Tuesday, March 13, 2012

Thank you. I'm pleased to join all of you as HUD announces more than $200 million to help more than 700 local programs serving our nation's homeless men, women and children.

These funds arrive at an important moment, as evidence continues to grow that the tools the Obama Administration has been using these last three years in the fight against homelessness are working.

Those tools start with the Recovery Act's Homelessness Prevention and Rapid Re-housing Program, which has saved more than 1.2 million people from homelessness.

And innovative programs like HUD-VASH, which combine HUD's Housing Choice Voucher rental assistance with VA's case management and clinical services, have housed more than 25,000 veterans -- which is particularly critical as our troops return home from Iraq and Afghanistan.

Indeed, recent data shows that between 2010 and 2011, homelessness went down by almost every measure.

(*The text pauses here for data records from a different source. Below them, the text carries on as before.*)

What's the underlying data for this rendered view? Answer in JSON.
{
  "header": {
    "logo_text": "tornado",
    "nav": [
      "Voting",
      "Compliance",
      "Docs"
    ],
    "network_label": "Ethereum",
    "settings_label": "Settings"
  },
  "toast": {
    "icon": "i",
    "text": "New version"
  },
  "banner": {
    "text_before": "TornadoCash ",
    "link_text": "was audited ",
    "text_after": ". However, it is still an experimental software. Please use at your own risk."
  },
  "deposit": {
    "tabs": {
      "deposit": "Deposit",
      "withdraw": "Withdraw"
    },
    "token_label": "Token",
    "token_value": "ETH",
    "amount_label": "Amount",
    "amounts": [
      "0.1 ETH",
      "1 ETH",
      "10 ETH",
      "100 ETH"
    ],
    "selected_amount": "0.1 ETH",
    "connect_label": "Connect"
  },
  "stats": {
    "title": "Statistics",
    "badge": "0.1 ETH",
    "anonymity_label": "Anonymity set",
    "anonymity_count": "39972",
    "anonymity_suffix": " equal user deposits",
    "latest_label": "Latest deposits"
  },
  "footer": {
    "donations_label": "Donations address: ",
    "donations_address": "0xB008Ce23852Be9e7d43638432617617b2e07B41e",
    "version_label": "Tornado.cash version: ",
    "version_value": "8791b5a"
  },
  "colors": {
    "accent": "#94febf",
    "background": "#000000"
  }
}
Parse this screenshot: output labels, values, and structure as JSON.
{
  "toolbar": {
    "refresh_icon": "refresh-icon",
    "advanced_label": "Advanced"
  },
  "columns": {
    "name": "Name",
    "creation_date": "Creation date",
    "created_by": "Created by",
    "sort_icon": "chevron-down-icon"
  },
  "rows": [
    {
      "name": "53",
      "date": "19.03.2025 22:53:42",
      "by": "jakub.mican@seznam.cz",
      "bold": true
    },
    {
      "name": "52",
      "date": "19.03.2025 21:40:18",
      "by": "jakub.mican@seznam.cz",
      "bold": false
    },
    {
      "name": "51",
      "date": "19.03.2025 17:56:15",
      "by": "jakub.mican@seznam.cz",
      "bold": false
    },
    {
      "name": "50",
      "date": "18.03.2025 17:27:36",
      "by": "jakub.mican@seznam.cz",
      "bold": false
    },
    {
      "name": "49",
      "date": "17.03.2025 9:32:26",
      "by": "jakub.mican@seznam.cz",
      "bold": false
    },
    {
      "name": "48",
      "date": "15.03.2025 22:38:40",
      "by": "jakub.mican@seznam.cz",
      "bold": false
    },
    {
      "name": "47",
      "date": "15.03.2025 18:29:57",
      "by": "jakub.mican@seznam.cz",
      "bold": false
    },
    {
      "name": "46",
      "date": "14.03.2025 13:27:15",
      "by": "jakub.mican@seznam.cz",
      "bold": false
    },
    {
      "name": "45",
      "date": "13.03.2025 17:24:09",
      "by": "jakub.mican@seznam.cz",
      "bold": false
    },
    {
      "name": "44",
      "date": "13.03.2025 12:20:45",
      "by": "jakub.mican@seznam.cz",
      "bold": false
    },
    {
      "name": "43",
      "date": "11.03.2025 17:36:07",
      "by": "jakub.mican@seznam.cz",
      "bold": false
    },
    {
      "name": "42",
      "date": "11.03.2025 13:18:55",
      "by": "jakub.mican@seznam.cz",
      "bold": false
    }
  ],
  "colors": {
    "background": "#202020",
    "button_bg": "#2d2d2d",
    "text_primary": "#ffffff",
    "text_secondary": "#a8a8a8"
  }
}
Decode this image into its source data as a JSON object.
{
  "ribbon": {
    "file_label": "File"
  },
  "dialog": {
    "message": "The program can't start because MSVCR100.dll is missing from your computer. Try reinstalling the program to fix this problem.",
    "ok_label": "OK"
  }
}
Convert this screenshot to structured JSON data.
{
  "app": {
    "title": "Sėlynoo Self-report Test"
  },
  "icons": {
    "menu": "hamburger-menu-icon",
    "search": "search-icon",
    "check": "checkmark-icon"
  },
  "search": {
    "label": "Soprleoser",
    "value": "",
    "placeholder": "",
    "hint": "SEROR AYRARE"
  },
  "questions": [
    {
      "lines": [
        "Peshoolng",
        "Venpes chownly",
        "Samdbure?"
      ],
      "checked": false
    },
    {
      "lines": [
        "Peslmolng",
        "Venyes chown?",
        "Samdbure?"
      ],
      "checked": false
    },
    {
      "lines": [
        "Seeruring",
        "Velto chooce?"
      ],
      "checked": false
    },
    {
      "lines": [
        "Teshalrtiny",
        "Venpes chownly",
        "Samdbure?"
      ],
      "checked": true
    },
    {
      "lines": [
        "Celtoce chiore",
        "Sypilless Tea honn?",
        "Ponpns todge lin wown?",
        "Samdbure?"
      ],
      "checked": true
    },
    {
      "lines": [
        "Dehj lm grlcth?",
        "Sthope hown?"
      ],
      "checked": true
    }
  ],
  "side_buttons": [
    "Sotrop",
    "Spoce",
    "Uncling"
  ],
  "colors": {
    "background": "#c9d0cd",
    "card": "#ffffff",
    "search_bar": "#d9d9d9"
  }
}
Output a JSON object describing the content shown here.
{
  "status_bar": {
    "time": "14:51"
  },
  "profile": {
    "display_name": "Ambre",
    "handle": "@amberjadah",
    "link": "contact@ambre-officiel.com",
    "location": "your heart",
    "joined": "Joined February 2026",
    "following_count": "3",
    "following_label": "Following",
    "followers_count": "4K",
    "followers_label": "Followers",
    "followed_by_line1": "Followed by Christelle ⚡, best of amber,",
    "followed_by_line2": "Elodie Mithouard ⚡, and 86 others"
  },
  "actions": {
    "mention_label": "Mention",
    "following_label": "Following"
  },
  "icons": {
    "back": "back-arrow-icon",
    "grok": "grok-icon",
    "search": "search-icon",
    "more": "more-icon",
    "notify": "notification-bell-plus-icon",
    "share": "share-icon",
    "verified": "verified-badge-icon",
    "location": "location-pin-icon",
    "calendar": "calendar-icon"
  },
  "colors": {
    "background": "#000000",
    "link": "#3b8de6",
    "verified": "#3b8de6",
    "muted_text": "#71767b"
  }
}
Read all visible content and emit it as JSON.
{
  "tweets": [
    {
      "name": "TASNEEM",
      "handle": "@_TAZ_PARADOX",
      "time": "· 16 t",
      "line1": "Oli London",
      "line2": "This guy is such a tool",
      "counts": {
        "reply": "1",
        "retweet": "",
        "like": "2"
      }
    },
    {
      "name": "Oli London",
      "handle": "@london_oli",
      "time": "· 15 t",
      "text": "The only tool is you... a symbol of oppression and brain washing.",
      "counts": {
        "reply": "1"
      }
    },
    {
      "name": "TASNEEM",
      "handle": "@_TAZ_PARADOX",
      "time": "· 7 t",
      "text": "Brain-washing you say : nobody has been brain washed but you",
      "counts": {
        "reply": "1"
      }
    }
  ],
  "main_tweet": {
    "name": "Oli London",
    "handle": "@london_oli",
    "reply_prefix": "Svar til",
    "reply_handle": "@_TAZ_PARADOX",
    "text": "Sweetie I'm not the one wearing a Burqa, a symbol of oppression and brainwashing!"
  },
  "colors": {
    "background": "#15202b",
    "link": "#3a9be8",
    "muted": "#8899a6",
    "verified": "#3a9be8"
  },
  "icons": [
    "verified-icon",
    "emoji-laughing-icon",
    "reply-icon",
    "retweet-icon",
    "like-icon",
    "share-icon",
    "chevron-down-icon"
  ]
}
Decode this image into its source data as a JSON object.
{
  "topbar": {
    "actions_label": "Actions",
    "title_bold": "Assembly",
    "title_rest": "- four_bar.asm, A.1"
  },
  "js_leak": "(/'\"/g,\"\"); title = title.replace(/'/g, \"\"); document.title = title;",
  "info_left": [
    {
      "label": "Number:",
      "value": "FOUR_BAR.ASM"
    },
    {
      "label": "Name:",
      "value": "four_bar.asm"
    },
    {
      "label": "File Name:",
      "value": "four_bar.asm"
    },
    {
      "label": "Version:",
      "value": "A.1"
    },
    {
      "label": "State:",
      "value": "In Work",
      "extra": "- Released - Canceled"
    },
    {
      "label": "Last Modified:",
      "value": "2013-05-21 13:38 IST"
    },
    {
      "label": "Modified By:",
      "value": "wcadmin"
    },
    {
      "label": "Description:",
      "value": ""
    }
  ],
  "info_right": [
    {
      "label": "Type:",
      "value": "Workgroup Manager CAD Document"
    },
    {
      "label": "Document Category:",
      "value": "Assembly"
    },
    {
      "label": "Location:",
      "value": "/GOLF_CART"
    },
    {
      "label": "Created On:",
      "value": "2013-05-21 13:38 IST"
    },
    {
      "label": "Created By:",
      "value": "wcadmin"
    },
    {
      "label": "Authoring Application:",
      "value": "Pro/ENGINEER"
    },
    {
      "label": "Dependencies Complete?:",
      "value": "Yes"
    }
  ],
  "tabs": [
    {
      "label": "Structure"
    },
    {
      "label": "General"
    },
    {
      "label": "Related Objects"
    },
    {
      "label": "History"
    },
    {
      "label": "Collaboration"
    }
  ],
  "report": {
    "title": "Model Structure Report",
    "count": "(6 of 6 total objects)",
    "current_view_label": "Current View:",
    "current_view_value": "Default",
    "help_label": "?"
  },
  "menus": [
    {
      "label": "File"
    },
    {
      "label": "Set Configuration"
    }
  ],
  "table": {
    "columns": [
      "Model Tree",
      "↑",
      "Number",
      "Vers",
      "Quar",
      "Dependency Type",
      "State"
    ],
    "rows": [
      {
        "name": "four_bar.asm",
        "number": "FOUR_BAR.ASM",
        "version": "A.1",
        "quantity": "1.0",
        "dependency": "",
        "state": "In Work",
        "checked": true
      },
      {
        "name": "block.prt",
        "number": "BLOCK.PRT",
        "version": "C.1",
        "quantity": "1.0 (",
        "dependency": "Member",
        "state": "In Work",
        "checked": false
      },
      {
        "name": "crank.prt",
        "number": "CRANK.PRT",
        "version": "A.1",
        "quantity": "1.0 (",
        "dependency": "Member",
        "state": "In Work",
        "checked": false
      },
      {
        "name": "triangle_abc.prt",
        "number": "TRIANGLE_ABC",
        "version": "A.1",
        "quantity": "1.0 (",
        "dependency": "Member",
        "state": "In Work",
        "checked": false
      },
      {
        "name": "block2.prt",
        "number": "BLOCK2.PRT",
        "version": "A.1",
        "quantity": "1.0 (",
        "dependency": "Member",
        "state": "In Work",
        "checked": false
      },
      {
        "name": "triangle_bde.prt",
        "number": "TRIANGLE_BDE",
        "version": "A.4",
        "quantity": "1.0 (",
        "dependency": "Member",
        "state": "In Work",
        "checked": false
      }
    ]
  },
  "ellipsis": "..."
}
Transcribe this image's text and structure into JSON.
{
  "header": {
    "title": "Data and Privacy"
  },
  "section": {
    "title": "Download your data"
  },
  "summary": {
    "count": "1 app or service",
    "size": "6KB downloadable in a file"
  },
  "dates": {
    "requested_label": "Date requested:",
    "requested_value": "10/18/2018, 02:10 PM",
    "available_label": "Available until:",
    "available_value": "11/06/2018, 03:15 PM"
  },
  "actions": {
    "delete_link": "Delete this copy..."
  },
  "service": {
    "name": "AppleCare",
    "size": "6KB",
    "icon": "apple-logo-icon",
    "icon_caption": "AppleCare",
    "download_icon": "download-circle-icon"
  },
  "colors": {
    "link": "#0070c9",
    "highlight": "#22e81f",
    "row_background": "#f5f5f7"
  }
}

It declined among both individuals and families, as well as among those who are "chronically" homeless -- who have been homeless for extended periods of time.

And most significantly of all, 1-in-5 veterans are no longer sleeping on our nation's streets.

The fact that we've been able to reduce homelessness--particularly in the wake of the worst recession since the Great Depression--is a real accomplishment. It was that progress that led the Obama Administration to release Opening Doors -- the first comprehensive federal strategic plan to prevent and end homelessness in our history.

But if we're going to meet that ambitious goal, we need to speed the progress we've already made assisting those who had historically been the hardest to house.

That starts by using the limited resources we have in this fiscal environment to invest in what we know works -- and as our local partners have demonstrated conclusively, few approaches work better than permanent supportive housing.

After all, it was by combining housing with supportive services that we were able to reduce chronic homelessness nationally by a third inside of 5 years.

These are the people with the deepest long-term needs, such as drug and alcohol addiction or mental illness. And for much of our history, I think most Americans assumed that they would always be homeless.

But our local partners proved otherwise. They showed that by helping these men and women get into safe, stable housing--where they could receive the services they needed for mental illness and substance abuse--was often the missing link -- the difference between a life on the streets and rebuilding that life.

And because this is the population that spends the most time cycling through our jails, emergency rooms, and shelters, we also learned something else:

That permanent supportive housing actually saves money -- because it puts an end to that revolving door once and for all.

Put simply: permanent supportive housing works -- both for the most vulnerable Americans, and for the taxpayer.

That's why the $200 million in grants we're announcing today are so important.

These new grants--combined with much of the nearly $1.75 billion for renewals we announced in December--are targeted to homeless Americans with serious, long-term needs.

Combined, these efforts support a broad range of housing and services--what we call the "continuum of care"--and fund efforts from street outreach to transitional and rapid re-housing as well as permanent homes that individuals and families who are homeless need to start rebuilding their lives.

And with HUD's proposed FY 2013 budget, we hope to build on that work -- providing an additional $330 million for homeless assistance grants and an additional $75 million for the HUD-VASH program for homeless veterans.

Collectively--between the progress we've made so far, the funds we announce today, and the commitment to the future we've made in HUD's budget--we recognize that as far as we've come, the job is not over.

We know that, with the need still so great and the budget environment so difficult, we have to continue using our resources strategically and with precision.

Because as we've already proven, when we do, we not only help more families get the housing they need and save money for taxpayers. Just as importantly, we move closer to something that once seemed impossible:

Ending homelessness in America, once and for all.

That's what this announcement is fundamentally about. And that's why I'm so pleased to make it today. Thank you -- and I'd love to take some questions.